Jan 13, 2016

2015 Word of the Year: Redux

A rapid redux! We just saw a story about the results of the American Dialect Society's 2015 Word of the Year vote, and a few nights ago I noticed this relevant post on the  Grammarly blog, titled, “3 Cool Ways English Evolved in 2015.”
According to the Society vote, the 2015 Word of the Year was they, used as a gender-neutral third-person singular personal pronoun. Read on for more on gender-neutral language from Grammarly.

Trend 1 - Portmanteau, or word mashups
In 2015 the portmanteau officially arrived. Lewis Carroll coined it  to mean a suitcase with two compartments, as described in the original Grammarly source article. Grammarly says, “Portmanteaus are nothing new, but lately they’re ‘spiviralling’ out of control. That’s a new one right there; we can’t break their stride.”
Portmanteau is now used to describe two words merged into one, creating a new, unique meaning. It’s also known as a word blend, and many are already in common use. Brunch, motel, workaholic.
Lewis Carroll used his created word type in Through the Looking Glass in 1871, in his poem “Jabberwocky.” When Alice is confused by the poem’s seemingly-nonsensical wording, Humpty Dumpty explains a word in the poem’s first line.
"Well, 'slithy' means 'lithe' and 'slimy'."
('Twas brillig, and the slithy toves / did gyre and gimble in the wabe.")
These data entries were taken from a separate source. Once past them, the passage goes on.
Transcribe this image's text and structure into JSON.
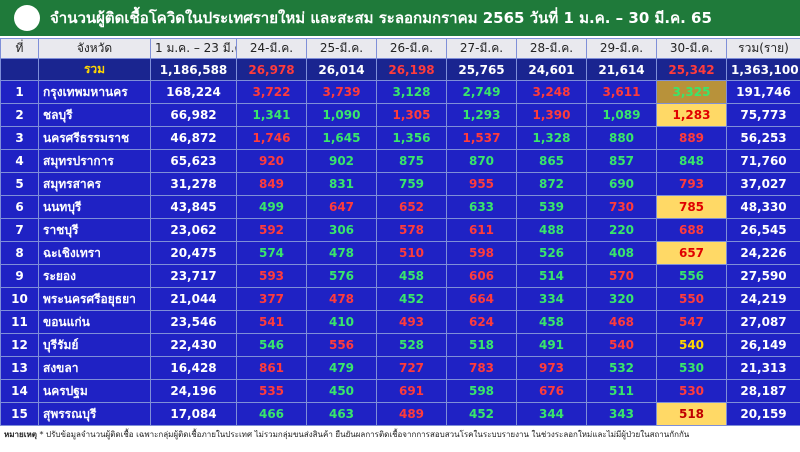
{
  "header": {
    "title": "จำนวนผู้ติดเชื้อโควิดในประเทศรายใหม่ และสะสม ระลอกมกราคม 2565 วันที่ 1 ม.ค. – 30 มี.ค. 65"
  },
  "table": {
    "columns": [
      "ที่",
      "จังหวัด",
      "1 ม.ค. – 23 มี.ค.",
      "24-มี.ค.",
      "25-มี.ค.",
      "26-มี.ค.",
      "27-มี.ค.",
      "28-มี.ค.",
      "29-มี.ค.",
      "30-มี.ค.",
      "รวม(ราย)"
    ],
    "total": {
      "label": "รวม",
      "base": "1,186,588",
      "days": [
        "26,978",
        "26,014",
        "26,198",
        "25,765",
        "24,601",
        "21,614",
        "25,342"
      ],
      "sum": "1,363,100",
      "colors": [
        "#ff3b3b",
        "#ffffff",
        "#ff3b3b",
        "#ffffff",
        "#ffffff",
        "#ffffff",
        "#ff3b3b"
      ]
    },
    "rows": [
      {
        "no": "1",
        "province": "กรุงเทพมหานคร",
        "base": "168,224",
        "days": [
          "3,722",
          "3,739",
          "3,128",
          "2,749",
          "3,248",
          "3,611",
          "3,325"
        ],
        "sum": "191,746",
        "colors": [
          "#ff3b3b",
          "#ff3b3b",
          "#39e66b",
          "#39e66b",
          "#ff3b3b",
          "#ff3b3b",
          "#39e66b"
        ],
        "highlight": "#b8923a"
      },
      {
        "no": "2",
        "province": "ชลบุรี",
        "base": "66,982",
        "days": [
          "1,341",
          "1,090",
          "1,305",
          "1,293",
          "1,390",
          "1,089",
          "1,283"
        ],
        "sum": "75,773",
        "colors": [
          "#39e66b",
          "#39e66b",
          "#ff3b3b",
          "#39e66b",
          "#ff3b3b",
          "#39e66b",
          "#e00000"
        ],
        "highlight": "#ffd966"
      },
      {
        "no": "3",
        "province": "นครศรีธรรมราช",
        "base": "46,872",
        "days": [
          "1,746",
          "1,645",
          "1,356",
          "1,537",
          "1,328",
          "880",
          "889"
        ],
        "sum": "56,253",
        "colors": [
          "#ff3b3b",
          "#39e66b",
          "#39e66b",
          "#ff3b3b",
          "#39e66b",
          "#39e66b",
          "#ff3b3b"
        ]
      },
      {
        "no": "4",
        "province": "สมุทรปราการ",
        "base": "65,623",
        "days": [
          "920",
          "902",
          "875",
          "870",
          "865",
          "857",
          "848"
        ],
        "sum": "71,760",
        "colors": [
          "#ff3b3b",
          "#39e66b",
          "#39e66b",
          "#39e66b",
          "#39e66b",
          "#39e66b",
          "#39e66b"
        ]
      },
      {
        "no": "5",
        "province": "สมุทรสาคร",
        "base": "31,278",
        "days": [
          "849",
          "831",
          "759",
          "955",
          "872",
          "690",
          "793"
        ],
        "sum": "37,027",
        "colors": [
          "#ff3b3b",
          "#39e66b",
          "#39e66b",
          "#ff3b3b",
          "#39e66b",
          "#39e66b",
          "#ff3b3b"
        ]
      },
      {
        "no": "6",
        "province": "นนทบุรี",
        "base": "43,845",
        "days": [
          "499",
          "647",
          "652",
          "633",
          "539",
          "730",
          "785"
        ],
        "sum": "48,330",
        "colors": [
          "#39e66b",
          "#ff3b3b",
          "#ff3b3b",
          "#39e66b",
          "#39e66b",
          "#ff3b3b",
          "#e00000"
        ],
        "highlight": "#ffd966"
      },
      {
        "no": "7",
        "province": "ราชบุรี",
        "base": "23,062",
        "days": [
          "592",
          "306",
          "578",
          "611",
          "488",
          "220",
          "688"
        ],
        "sum": "26,545",
        "colors": [
          "#ff3b3b",
          "#39e66b",
          "#ff3b3b",
          "#ff3b3b",
          "#39e66b",
          "#39e66b",
          "#ff3b3b"
        ]
      },
      {
        "no": "8",
        "province": "ฉะเชิงเทรา",
        "base": "20,475",
        "days": [
          "574",
          "478",
          "510",
          "598",
          "526",
          "408",
          "657"
        ],
        "sum": "24,226",
        "colors": [
          "#39e66b",
          "#39e66b",
          "#ff3b3b",
          "#ff3b3b",
          "#39e66b",
          "#39e66b",
          "#e00000"
        ],
        "highlight": "#ffd966"
      },
      {
        "no": "9",
        "province": "ระยอง",
        "base": "23,717",
        "days": [
          "593",
          "576",
          "458",
          "606",
          "514",
          "570",
          "556"
        ],
        "sum": "27,590",
        "colors": [
          "#ff3b3b",
          "#39e66b",
          "#39e66b",
          "#ff3b3b",
          "#39e66b",
          "#ff3b3b",
          "#39e66b"
        ]
      },
      {
        "no": "10",
        "province": "พระนครศรีอยุธยา",
        "base": "21,044",
        "days": [
          "377",
          "478",
          "452",
          "664",
          "334",
          "320",
          "550"
        ],
        "sum": "24,219",
        "colors": [
          "#ff3b3b",
          "#ff3b3b",
          "#39e66b",
          "#ff3b3b",
          "#39e66b",
          "#39e66b",
          "#ff3b3b"
        ]
      },
      {
        "no": "11",
        "province": "ขอนแก่น",
        "base": "23,546",
        "days": [
          "541",
          "410",
          "493",
          "624",
          "458",
          "468",
          "547"
        ],
        "sum": "27,087",
        "colors": [
          "#ff3b3b",
          "#39e66b",
          "#ff3b3b",
          "#ff3b3b",
          "#39e66b",
          "#ff3b3b",
          "#ff3b3b"
        ]
      },
      {
        "no": "12",
        "province": "บุรีรัมย์",
        "base": "22,430",
        "days": [
          "546",
          "556",
          "528",
          "518",
          "491",
          "540",
          "540"
        ],
        "sum": "26,149",
        "colors": [
          "#39e66b",
          "#ff3b3b",
          "#39e66b",
          "#39e66b",
          "#39e66b",
          "#ff3b3b",
          "#ffd700"
        ]
      },
      {
        "no": "13",
        "province": "สงขลา",
        "base": "16,428",
        "days": [
          "861",
          "479",
          "727",
          "783",
          "973",
          "532",
          "530"
        ],
        "sum": "21,313",
        "colors": [
          "#ff3b3b",
          "#39e66b",
          "#ff3b3b",
          "#ff3b3b",
          "#ff3b3b",
          "#39e66b",
          "#39e66b"
        ]
      },
      {
        "no": "14",
        "province": "นครปฐม",
        "base": "24,196",
        "days": [
          "535",
          "450",
          "691",
          "598",
          "676",
          "511",
          "530"
        ],
        "sum": "28,187",
        "colors": [
          "#ff3b3b",
          "#39e66b",
          "#ff3b3b",
          "#39e66b",
          "#ff3b3b",
          "#39e66b",
          "#ff3b3b"
        ]
      },
      {
        "no": "15",
        "province": "สุพรรณบุรี",
        "base": "17,084",
        "days": [
          "466",
          "463",
          "489",
          "452",
          "344",
          "343",
          "518"
        ],
        "sum": "20,159",
        "colors": [
          "#39e66b",
          "#39e66b",
          "#ff3b3b",
          "#39e66b",
          "#39e66b",
          "#39e66b",
          "#c00000"
        ],
        "highlight": "#ffd966"
      }
    ]
  },
  "footer": {
    "label": "หมายเหตุ",
    "note": "* ปรับข้อมูลจำนวนผู้ติดเชื้อ เฉพาะกลุ่มผู้ติดเชื้อภายในประเทศ ไม่รวมกลุ่มขนส่งสินค้า ยืนยันผลการติดเชื้อจากการสอบสวนโรคในระบบรายงาน ในช่วงระลอกใหม่และไม่มีผู้ป่วยในสถานกักกัน"
  }
}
Grammarly also notes that word mashups are a trend of recent years, including business buzzwords (oh, my favorite - not!) like guesstimate and phablet.
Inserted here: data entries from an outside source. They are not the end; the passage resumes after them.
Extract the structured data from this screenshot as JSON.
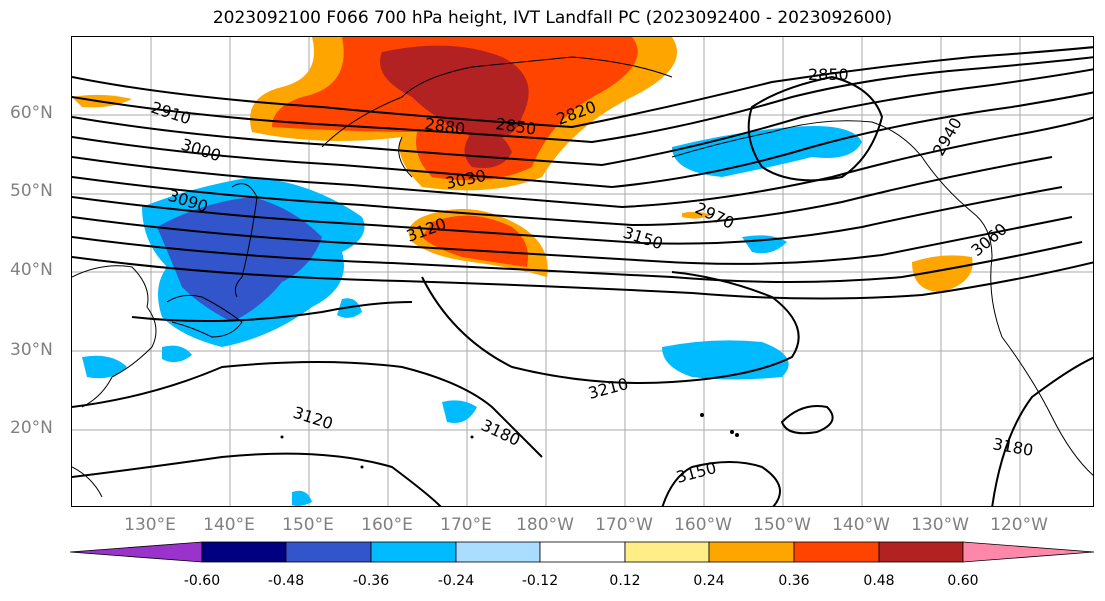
{
  "title": "2023092100 F066 700 hPa height, IVT Landfall PC (2023092400 - 2023092600)",
  "lat_labels": [
    "60°N",
    "50°N",
    "40°N",
    "30°N",
    "20°N"
  ],
  "lon_labels": [
    "130°E",
    "140°E",
    "150°E",
    "160°E",
    "170°E",
    "180°W",
    "170°W",
    "160°W",
    "150°W",
    "140°W",
    "130°W",
    "120°W"
  ],
  "contour_labels": [
    "2910",
    "3000",
    "3090",
    "2880",
    "2850",
    "2820",
    "2850",
    "3030",
    "3120",
    "2970",
    "3150",
    "2940",
    "3060",
    "3210",
    "3180",
    "3120",
    "3150",
    "3180"
  ],
  "colorbar": {
    "ticks": [
      "-0.60",
      "-0.48",
      "-0.36",
      "-0.24",
      "-0.12",
      "0.12",
      "0.24",
      "0.36",
      "0.48",
      "0.60"
    ],
    "colors": [
      "#9933cc",
      "#000080",
      "#3355cc",
      "#00bbff",
      "#aaddff",
      "#ffffff",
      "#ffee88",
      "#ffa500",
      "#ff4400",
      "#b22222",
      "#ff88aa"
    ]
  }
}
What about people who text while walking? Pedtextrians (pedestrians + texters), or wexters(walkers + texters)? I like the suggestion to Oxford Dictionaries: moblivious (mobile + oblivious). (My spell checker is really hating this post!)
In December, Oxford added twitterati (Twitter + literati). Celebrity names and couples are commonly blended, such as Brangelina and KStew and RPat.
A Twitterati even posted a portmanteau:
Trend 2 - Mx., a gender-neutral honorific
The new honorific Mx. (pronounced “mix”) is being added to the traditional Mr., Mrs., Miss, and Ms. It’s been used in the New York Times, and added to dictionary .com and OED. The title has been adopted by transgender individuals, non-binary people, or those who don’t wish to reveal their gender.
According to Jonathan Dent, OED assistant editor, the honorific first appeared in the American magazine Single Parent in 1977. At that time, Ms. was entering the mainstream. The Royal Bank of Scotland took an early lead in adding Mx. to its forms.
Trend 3 - Delicious words
Food is trending now: the way we eat, what we eat, where it comes from, and who it comes from. The internet is key in these trends, as food bloggers and foodies find each other on social media.
Food blogger Josh Friedland has compiled a dictionary called Eatymology: The Dictionary of Modern Gastronomy. Oxford Dictionary named locavore - someone who eats only locally sourced food - as its word of the year in 2007, but it’s only been included in OED in December 2015. [How often do they update OED? Does anyone here know? I don’t have it.]
Also added to Oxford Dictionaries in 2015 are wine o’clock and beer o’clock - when a person decides it’s time for one of the libations. So it doesn’t have to be five o’clock somewhere anymore.
In honor of one of my favorite musicians, David Bowie, I'm including some music which seems fitting for the topic of language evolution: "Changes," and "Under Pressure" (together with the late great Freddie Mercury). RIP, David.